This article describes a method for characterizing CD8 + memory T cell subsets in non-human primates using flow cytometry. The protocol involves the use of pMHC-I tetramers and various antibodies to identify and analyze T cell populations.
Take non-human primate peripheral blood mononuclear cells, or PBMCs, containing CD8+ memory T cells against simian immunodeficiency virus or SIV.
Add a protein kinase inhibitor to prevent internalization of the T cell receptor, or TCR upon subsequent stimulation.
Introduce peptide-major histocompatibility complex class I, or pMHC-I tetramers, fluorophore-conjugated complexes comprising four MHC-I molecules bound to SIV-specific peptides. These peptides bind to TCRs on the surface of T cells.
Add a mixture containing fluorophore-conjugated antibodies binding to CD8, CD28, and CCR7 — markers delineating memory T cell subsets — and antibodies labeling non-CD8+ cells.
A fluorescent viability dye labels dead cells.
Fix the cells. Permeabilize them to access intracellular targets.
Add fluorophore-conjugated antibodies binding CD3, a T cell marker, and intracellular granzyme B, an activated CD8+ T cell marker.
Using flow cytometry, exclude non-CD8+ T cells and dead cells.
Gate pMHC-I tetramer positive CD8+ T cells to characterize different memory CD8+ T cell subsets based on granzyme B, CD28, and CCR7 levels.
Begin by resuspending the Rhesus PBMCs in R-10 medium at a 1.6 times 10 to the seventh cells per milliliter concentration. Aliquot 50 microliters of cells to the appropriate number of flow cytometry tubes, and add 50 microliters of protein kinase inhibitor to each tube. Vortex each tube, and incubate the samples at 37 degree Celsius for 30 minutes.
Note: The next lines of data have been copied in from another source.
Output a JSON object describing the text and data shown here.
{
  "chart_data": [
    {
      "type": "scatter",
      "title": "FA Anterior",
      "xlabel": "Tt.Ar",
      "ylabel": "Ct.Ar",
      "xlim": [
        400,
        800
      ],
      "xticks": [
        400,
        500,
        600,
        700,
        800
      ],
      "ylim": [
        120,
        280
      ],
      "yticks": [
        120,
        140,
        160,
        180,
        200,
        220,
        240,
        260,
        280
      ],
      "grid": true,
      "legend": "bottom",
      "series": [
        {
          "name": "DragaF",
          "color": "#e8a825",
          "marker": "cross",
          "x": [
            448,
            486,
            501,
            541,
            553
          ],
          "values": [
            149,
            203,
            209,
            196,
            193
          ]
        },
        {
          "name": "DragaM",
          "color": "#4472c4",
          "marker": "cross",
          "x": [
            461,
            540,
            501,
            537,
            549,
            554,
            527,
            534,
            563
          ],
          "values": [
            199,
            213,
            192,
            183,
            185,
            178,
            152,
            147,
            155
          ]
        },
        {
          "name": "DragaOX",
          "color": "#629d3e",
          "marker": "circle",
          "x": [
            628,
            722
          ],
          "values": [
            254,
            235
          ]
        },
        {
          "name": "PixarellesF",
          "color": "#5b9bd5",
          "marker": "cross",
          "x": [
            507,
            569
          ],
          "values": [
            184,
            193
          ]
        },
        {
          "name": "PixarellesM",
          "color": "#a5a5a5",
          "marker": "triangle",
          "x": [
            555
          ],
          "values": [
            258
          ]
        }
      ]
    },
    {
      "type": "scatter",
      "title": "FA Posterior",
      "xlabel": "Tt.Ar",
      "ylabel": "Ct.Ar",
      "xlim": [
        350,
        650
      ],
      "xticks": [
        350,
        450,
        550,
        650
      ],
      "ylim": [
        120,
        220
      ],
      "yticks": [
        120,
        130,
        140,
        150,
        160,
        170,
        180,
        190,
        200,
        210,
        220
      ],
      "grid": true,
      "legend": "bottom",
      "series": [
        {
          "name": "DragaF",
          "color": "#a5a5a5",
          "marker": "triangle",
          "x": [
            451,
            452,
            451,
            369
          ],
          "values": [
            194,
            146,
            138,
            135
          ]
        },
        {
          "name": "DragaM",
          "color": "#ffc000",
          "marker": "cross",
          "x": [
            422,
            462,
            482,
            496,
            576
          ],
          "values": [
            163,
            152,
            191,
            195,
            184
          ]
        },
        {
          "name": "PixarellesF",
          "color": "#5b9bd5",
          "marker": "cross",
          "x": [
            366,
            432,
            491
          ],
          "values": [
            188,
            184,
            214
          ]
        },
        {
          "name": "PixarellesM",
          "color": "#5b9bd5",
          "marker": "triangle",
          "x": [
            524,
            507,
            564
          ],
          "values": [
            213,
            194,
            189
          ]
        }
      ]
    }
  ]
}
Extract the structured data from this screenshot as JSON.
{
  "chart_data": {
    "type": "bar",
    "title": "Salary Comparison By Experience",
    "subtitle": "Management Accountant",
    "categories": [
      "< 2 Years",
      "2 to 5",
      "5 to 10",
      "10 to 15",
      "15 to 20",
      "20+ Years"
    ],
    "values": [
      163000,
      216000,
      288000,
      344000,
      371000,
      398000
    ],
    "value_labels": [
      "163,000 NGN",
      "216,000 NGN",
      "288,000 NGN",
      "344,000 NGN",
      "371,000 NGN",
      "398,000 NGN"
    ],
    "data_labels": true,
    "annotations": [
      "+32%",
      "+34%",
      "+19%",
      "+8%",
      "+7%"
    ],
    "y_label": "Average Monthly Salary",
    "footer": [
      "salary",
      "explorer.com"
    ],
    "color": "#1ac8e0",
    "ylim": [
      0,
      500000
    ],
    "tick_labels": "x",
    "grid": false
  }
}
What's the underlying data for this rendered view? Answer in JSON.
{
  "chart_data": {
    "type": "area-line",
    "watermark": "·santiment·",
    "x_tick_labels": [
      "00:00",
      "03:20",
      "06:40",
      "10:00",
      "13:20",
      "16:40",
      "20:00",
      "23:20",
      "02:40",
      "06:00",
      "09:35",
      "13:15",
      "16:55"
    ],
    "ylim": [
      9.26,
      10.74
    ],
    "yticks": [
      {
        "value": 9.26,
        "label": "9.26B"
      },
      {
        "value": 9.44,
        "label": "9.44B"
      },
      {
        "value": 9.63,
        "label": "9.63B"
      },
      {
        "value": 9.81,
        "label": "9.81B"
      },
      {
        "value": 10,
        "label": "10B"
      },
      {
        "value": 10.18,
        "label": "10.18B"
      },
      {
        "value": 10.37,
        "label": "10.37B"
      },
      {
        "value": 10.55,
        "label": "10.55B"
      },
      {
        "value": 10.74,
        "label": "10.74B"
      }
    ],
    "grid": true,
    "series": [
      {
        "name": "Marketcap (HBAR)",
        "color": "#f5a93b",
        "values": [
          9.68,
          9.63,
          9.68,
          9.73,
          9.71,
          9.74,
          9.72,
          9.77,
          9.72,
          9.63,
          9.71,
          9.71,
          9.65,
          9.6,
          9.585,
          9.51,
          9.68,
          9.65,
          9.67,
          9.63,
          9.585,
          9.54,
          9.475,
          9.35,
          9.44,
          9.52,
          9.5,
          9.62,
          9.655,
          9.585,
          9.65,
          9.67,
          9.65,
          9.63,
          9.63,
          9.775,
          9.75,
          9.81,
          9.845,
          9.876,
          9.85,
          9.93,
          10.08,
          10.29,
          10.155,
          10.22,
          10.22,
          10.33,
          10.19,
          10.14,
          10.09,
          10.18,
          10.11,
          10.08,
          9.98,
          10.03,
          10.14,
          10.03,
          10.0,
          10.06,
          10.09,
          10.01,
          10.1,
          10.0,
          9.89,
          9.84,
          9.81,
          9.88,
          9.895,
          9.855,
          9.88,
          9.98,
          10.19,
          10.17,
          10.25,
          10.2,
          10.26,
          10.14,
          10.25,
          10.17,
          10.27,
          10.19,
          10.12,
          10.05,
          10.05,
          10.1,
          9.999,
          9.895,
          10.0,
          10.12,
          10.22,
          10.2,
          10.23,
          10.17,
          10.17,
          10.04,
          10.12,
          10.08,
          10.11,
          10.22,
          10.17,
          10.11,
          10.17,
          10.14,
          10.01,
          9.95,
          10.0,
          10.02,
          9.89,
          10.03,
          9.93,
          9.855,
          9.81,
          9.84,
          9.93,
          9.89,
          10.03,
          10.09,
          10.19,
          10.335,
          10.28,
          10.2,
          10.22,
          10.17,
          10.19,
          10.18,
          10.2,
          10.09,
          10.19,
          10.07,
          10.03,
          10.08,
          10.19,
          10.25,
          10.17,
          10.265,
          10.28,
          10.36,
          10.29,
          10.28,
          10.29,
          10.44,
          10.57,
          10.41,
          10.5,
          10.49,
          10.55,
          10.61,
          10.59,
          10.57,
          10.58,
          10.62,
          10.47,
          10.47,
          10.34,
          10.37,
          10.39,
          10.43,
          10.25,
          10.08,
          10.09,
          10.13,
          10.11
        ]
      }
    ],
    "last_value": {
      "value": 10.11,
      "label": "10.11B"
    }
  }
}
The correct amount of titrated peptide MHC tetramer must be diluted enough master mix to stain all of the experimental tubes. Therefore, it is important to prepare a 15% excess of the master mix to account for pipetting errors.
While the cells are incubating, pellet the protein aggregates and the tetramer solution by centrifugation to minimize the background staining. Next, dilute the tetramers in enough stain buffer so that 25 microliters of the tetramer master mix can be added to each flow cytometry tube. Then, vortex the sample tubes, and incubate the PBMC tetramer solutions in the dark at room temperature for 45 minutes. At the end of the incubation, add 50 microliters of staining mastermix to the appropriate sample tubes, and mix the tubes by vortexing.
After 25 minutes in the dark at room temperature, wash the cells with wash buffer, pellet the cells by centrifugation, and carefully decant the supernatant without disturbing the pellets. Vortex the cells in the leftover buffer in each tube, and fix the samples with 250 microliters of 2% paraformaldehyde per tube. Immediately vortex and incubate the tubes in the dark at 4 degrees Celsius. After 20 minutes, wash the cells in fresh wash buffer, pellet the cells by centrifugation, and decant the supernatant without disturbing the pellet.
Resuspend the cells in 500 microliters of permeabilization buffer, vortex, and incubate at room temperature for 10 minutes in the dark. Then, wash and pellet the cells. Then, decant the supernatants, as described previously. Proceed to adding 50 microliters of intracellular stain master mix to the appropriate tubes. Vortex each sample and incubate at room temperature in the dark for 30 minutes. After the incubation is done, wash and pellet the cells. The samples are now ready to be acquired in a flow cytometer.